Burger chain’s big move = Opportunity
Steve’s breakdown: And we mean that literally. White Castle is moving its headquarters. They will still be in Columbus but now with visions of wonder of a better life so we think it’s a great time to congratulate them. Their creative tag line is “Bold Move” and I don’t think that’s a coincident but it doesn’t really sell.
COLUMBUS, OH: White Castle’s future headquarters is to be a sharp departure from the distinctive, porcelain-steel-style building that has been the burger chain’s home for decades.
White Castle unveiled renderings on Tuesday of its planned $65 million redevelopment of its Columbus headquarters. It shows a campus that includes a new company headquarters, a second office building and several apartment buildings on the 15-acre site.
The plans as presented to the Downtown Commission also call for a community center and a small park with amphitheater seating on the property at 555 W. Goodale St.
“Columbus has been home to White Castle for 83 years, and we couldn’t be happier to announce our recommitment,” said White Castle President and CEO Lisa Ingram.
The Columbus City Council voted a month ago to create a tax-increment financing district to benefit the project, which is to house the fast-food company’s 220 full-time workers and accommodate possible expansion.
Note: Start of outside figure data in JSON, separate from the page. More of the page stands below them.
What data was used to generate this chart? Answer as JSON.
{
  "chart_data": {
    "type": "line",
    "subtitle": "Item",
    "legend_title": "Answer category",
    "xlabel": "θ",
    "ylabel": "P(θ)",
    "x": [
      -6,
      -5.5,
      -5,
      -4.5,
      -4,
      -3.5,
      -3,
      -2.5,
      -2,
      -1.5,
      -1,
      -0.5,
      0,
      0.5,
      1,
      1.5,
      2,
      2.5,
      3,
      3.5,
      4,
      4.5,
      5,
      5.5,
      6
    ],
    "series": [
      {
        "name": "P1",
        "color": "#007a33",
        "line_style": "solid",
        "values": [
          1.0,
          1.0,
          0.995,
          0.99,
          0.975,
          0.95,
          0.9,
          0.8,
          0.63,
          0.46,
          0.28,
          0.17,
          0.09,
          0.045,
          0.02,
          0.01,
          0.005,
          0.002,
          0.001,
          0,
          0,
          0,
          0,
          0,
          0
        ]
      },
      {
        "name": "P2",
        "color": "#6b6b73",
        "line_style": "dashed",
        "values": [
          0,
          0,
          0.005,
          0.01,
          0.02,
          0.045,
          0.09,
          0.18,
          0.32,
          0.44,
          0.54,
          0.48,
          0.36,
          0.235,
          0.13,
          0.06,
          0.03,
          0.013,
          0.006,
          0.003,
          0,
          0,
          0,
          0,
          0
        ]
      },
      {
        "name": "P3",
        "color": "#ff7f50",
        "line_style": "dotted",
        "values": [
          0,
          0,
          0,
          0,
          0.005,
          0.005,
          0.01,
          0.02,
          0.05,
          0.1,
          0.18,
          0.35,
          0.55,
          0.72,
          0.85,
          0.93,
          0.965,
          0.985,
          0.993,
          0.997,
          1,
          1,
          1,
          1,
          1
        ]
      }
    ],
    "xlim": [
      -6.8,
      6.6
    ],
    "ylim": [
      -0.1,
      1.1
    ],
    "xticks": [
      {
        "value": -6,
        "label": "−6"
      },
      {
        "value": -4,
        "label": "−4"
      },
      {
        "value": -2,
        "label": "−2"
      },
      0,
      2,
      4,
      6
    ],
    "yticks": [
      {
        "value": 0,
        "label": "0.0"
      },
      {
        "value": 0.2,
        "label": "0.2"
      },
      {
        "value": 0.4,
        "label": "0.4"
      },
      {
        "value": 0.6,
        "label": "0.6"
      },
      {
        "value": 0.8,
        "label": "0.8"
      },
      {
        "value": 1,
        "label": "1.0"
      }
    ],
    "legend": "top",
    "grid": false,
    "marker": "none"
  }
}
The tax deal, commonly called a TIF, would allow the company to make service payments into a fund that would pay for infrastructure for 30 years, in lieu of paying property taxes to the city during that time. Under the deal, the Columbus school district would continue to get its share of tax revenue from the property.
White Castle said in a statement that the project is contingent on final approval of incentives by JobsOhio, the state’s privatized economic-development organization.
The community center next to the new headquarters would be open for use by local nonprofit organizations, company officials told commissioners.
The new White Castle headquarters would be built first, company officials told the commission. The current headquarters is to remain in use until the new offices are ready to move into.
Other elements would be added based on market demand, White Castle representatives said. Details have not been completed for the 300 planned apartment units that are to eventually be built. The company plans to “keep a close eye on the market” to assess the mix of units and amenities that would be built, company spokesman Jamie Richardson said.
Two commissioners waxed wistful about the current White Castle headquarters, built in the 1930s in the style of its restaurants. It is to be razed as part of the project.
Commission member Robert Loversidge of Schooley Caldwell Architects urged company representatives to incorporate a reference to the classic White Castle building style in its new project, possibly by re-creating one of the company’s classic buildings next to the headquarters.
Richardson said the company plans to “give a nod” to the icons of the White Castle brand at its new campus while providing a more updated, modern work space. He said no decision had been made about whether that might include structures and memorabilia open to the public on the property.